Enhancing Elasticsearch™
with Text Analytics

Better search, recall and precision in 40 languages

Whether you’re tackling log analysis, e-commerce, watch list screening or other applications, names are often the key. Can you find “Abdul Jabbar, Karim” if you search for “Kareem AbdalJabar” or “كريم عبد الجبار”?



Higher recall and precision

Rosette provides advanced tokenization for Chinese, Japanese, and Korean; plus decompounding for languages such as Korean, German, and Dutch. Rosette also delivers lemmatization (as opposed to stemming) for normalization based on a word’s root meaning.

Facet on real-world entities

Rosette entity extraction and linking enable high quality faceted search by extracting people, locations, organizations, products, and 13 other entity types, and linking them to real-world entities.

Rosette comes pre-trained in 18 languages and can be adapted in the field to domain-specific content for improved accuracy.

Find names, no matter how they’re written

Names are frequently the most significant term in a query. Rosette increases search recall by ensuring that a larger number of occurrences of a name are found—overcoming misspellings, nicknames, missing spaces, the same name written in different languages, and other variations.

Open source intelligence (OSINT)

Rosette adds structure to vast quantities of text coming from social media, news, or blog feeds by extracting new or known entities, including people, places, and organizations.

Rosette can also standardize, translate, and link these names to an authority, mitigating the problem of inconsistent and “messy” real-world data.

Elasticsearch Enhanced With a Simple Plugin

100M names

50 matches/second

The Rosette plugin contains a custom mapper which does all the work behind the scenes:

  • The Rosette plugin’s name data type indexes keys for different
    phenomena (types of name variations) in separate (sub) fields.
  • The plugin generates analogous keys for a custom Lucene query that finds good candidates for re-ranking.
  • Rosette uses a rescore query to score names in the best candidate documents and reorder accordingly.

Fuzzy Name Matching For Elasticsearch

Fuzzy name matching is a common problem for both government and commercial users, and there are few reliable solutions.

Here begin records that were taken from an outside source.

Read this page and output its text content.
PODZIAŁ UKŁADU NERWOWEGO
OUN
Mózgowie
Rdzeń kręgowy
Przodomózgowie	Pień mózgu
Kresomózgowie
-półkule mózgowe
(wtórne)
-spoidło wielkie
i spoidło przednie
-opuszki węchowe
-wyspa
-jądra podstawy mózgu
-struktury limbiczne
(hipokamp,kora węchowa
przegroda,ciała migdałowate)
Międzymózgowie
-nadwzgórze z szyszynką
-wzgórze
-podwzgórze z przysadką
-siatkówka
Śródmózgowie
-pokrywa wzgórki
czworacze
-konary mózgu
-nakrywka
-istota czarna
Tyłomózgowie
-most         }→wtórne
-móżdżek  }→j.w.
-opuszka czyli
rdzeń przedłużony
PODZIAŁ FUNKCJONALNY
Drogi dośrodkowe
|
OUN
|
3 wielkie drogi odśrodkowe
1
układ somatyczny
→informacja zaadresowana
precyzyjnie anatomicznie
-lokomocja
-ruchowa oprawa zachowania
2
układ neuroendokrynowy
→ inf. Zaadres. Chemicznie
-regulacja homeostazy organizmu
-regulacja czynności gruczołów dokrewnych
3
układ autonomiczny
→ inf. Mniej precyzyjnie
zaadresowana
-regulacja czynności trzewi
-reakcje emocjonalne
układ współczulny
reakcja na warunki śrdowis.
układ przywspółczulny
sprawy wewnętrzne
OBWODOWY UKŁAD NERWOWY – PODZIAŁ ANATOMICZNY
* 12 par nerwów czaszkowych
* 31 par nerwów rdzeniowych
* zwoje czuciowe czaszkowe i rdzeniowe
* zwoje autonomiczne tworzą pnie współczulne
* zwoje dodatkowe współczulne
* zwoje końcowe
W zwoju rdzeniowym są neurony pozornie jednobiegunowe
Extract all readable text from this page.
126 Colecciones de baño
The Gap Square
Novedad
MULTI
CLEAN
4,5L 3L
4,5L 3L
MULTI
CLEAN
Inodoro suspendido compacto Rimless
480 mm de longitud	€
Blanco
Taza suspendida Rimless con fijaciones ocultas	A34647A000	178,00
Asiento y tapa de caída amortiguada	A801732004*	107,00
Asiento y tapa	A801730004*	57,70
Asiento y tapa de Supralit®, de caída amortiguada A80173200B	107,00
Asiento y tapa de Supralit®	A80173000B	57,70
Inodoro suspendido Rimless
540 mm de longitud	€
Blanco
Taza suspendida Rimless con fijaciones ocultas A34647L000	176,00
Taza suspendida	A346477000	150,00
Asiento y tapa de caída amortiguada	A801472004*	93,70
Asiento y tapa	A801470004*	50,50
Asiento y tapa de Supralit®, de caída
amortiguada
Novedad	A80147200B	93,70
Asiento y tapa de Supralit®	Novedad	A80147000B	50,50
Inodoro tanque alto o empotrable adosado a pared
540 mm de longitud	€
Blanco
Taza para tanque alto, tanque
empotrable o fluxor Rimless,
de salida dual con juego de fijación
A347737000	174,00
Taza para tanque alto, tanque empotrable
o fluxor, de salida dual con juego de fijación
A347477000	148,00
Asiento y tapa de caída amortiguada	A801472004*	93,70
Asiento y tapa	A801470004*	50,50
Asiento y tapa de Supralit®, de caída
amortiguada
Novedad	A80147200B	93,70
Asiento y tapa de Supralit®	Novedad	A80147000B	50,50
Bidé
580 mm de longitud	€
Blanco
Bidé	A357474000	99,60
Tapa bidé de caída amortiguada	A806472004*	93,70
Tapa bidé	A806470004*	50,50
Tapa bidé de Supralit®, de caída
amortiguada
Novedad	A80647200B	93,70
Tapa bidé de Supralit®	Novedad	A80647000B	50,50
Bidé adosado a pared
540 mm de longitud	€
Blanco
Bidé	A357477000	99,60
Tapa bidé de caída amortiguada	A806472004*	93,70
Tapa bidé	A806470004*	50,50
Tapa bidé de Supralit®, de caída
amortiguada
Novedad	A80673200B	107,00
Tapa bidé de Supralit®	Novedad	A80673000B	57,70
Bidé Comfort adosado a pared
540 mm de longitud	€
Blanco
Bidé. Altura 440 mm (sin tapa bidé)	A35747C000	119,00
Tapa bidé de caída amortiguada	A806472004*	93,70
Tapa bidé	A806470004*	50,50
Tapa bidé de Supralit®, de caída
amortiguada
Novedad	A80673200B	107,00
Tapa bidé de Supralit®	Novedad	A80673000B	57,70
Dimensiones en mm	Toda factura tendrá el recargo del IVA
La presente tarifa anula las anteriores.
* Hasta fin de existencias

Names connect data points in financial compliance, anti-fraud, government intelligence, law enforcement, and identity verification applications. The challenge is in connecting the dots despite incredible variation in misspellings, nicknames, initials, and titles, to list but a few.

To add even more complexity, in international databases, a single name may also appear in many languages.

Currently, performing name matching in Elasticsearch requires a complex query against multiple fields, and can produce a large number of unwanted results.

The Rosette plug-in for fuzzy name matching can identify name variations, nicknames, phonetic spelling, cross-script variations, and more.